The 2000GT simply cannot shake the M-engined four-passengered Crown and reinforcements are called in. An apt way to mark the end of the S40’s lifecycle.
At home, the S40 Crown was a success for Toyota, sustaining category market leadership against the Nissan Cedric – a mantle that was not to slip until 1970.
Overseas, things were not so positive.
As GN showed us yesterday, the re-introduction of the Crown to the US market met with a… chilly consumer reception.
In 1963, the Crown finally entered Europe. Erla Auto of Denmark brought in an initial batch of 190 cars, but it can’t have been an easy sell. While the Americans were enjoying the novelty of radically downsized cars, this was the norm in Europe and the Crown was up against some highly sophisticated competition.
In 1965 Australian Motor Industries established a Toyota franchise building CKD imports with a healthy modicum of local content. As with the US, the Corona would prove to be the arbiter of acceptance within this territory. The Crown was assembled here as well from February 1967, although our CC’s front bumper suggests it preceded this. Though the utility and wagon were also sold here, the S40 never really made its mark in Australia.

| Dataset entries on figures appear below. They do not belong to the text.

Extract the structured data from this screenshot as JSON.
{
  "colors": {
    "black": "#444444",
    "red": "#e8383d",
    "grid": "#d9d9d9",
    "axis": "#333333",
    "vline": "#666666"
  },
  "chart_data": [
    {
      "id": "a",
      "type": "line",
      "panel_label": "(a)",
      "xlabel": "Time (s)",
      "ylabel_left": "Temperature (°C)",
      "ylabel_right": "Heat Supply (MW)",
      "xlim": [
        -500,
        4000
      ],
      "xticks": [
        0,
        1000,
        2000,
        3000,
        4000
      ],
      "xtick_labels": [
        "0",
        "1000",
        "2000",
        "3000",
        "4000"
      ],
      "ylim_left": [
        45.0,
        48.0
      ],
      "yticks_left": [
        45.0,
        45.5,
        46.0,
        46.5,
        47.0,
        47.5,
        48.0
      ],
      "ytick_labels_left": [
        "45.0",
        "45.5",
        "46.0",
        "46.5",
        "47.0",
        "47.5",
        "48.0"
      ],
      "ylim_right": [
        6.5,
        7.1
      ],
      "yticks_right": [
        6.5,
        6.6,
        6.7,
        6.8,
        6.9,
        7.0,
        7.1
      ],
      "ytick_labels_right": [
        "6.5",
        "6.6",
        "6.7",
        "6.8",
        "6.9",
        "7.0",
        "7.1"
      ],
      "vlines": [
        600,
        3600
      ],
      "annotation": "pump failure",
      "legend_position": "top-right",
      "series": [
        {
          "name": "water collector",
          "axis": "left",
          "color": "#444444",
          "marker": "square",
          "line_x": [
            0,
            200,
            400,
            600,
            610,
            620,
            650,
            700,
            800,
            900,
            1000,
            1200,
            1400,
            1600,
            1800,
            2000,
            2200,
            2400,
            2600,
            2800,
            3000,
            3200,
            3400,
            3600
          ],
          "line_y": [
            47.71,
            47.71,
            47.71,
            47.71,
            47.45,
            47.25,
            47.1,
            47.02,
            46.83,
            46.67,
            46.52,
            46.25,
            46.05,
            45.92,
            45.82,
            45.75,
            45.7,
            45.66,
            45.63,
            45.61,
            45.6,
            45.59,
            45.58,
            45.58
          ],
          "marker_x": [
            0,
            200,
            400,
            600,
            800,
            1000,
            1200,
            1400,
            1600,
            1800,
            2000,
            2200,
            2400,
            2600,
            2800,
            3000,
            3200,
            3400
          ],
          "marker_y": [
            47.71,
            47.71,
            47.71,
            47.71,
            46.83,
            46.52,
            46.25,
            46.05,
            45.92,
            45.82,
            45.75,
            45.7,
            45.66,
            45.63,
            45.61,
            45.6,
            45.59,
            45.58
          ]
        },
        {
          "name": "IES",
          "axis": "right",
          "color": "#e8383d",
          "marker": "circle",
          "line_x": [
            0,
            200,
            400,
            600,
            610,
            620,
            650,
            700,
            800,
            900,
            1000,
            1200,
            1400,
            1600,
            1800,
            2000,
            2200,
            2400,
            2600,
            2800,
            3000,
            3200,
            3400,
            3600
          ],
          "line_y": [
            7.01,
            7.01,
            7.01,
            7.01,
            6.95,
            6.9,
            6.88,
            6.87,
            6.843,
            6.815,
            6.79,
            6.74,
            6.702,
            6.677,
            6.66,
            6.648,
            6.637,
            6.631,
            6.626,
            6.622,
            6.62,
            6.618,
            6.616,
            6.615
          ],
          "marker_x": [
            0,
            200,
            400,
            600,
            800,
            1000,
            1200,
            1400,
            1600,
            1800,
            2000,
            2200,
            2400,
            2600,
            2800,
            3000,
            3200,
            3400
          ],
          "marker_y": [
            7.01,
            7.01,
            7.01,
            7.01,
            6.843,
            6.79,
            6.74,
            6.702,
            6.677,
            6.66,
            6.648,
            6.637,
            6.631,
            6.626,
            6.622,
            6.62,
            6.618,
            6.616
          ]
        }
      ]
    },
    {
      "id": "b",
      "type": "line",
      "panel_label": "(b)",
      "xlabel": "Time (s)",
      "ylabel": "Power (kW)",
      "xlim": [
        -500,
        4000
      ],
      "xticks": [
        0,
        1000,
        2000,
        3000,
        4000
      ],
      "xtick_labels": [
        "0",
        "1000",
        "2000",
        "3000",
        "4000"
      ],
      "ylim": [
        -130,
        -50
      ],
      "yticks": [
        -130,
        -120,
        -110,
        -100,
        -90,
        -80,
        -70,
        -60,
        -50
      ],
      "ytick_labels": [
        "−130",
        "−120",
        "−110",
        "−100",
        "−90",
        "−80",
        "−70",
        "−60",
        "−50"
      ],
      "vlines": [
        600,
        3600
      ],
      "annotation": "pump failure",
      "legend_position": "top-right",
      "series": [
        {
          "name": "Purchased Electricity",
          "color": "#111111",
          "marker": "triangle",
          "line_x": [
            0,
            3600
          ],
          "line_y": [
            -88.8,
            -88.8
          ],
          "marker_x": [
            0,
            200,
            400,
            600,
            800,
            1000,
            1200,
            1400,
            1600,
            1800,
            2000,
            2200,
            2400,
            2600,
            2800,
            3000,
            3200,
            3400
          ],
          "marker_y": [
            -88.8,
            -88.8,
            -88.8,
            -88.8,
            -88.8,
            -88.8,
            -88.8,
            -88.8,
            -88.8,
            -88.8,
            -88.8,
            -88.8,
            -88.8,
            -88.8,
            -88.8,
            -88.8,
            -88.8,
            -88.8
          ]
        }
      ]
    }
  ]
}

The assumption that prestige could be bought by low sticker price coupled with high accessorisation was inadequate. International consumers had initially flocked to the smaller Toyotas not as a preference, but as an incomparable value proposition. There was no way they would aspire to a higher Toyota in the way a Chevrolet owner looked to a Cadillac. In these westernised markets, the Crown serviced an almost non-existent sector.
The S40 may be have been a generation ahead of its compatriots at its inception, but by 1967 it was old news. Hampered primarily by its body-on-frame construction, it was to be completely overwhelmed by a host of comparably sized unitary-body European and Japanese models that were more focused on driving dynamics. And the concept of vehicular prestige would distance itself further and further from mere trinketry.
The S40 Crown was never intended as a performance saloon. Its one successful foray was in the 1963 Japanese Grand Prix at Suzuka where a four-cylinder piloted by Soukichi Shikiba came third overall and first in class.
Its place in the Toyota pecking order would eventually be supplanted by the slightly smaller but more capable Corona MkII/Cressida – perhaps the truer progenitor of the Lexus brand. In time, the Crown would be reduced to a range built only for taxi fleets.
After its failed attempt at emulating US cars, the 1968 S50 Crown would look to Europe, and more particularly Triumph, for its next identity crisis.
However obliquely, the S40 Crown can still be said to have played its part in the maturation of Toyota and its national competitors.
In 1967, the Japanese motor industry built 1,375,800 cars.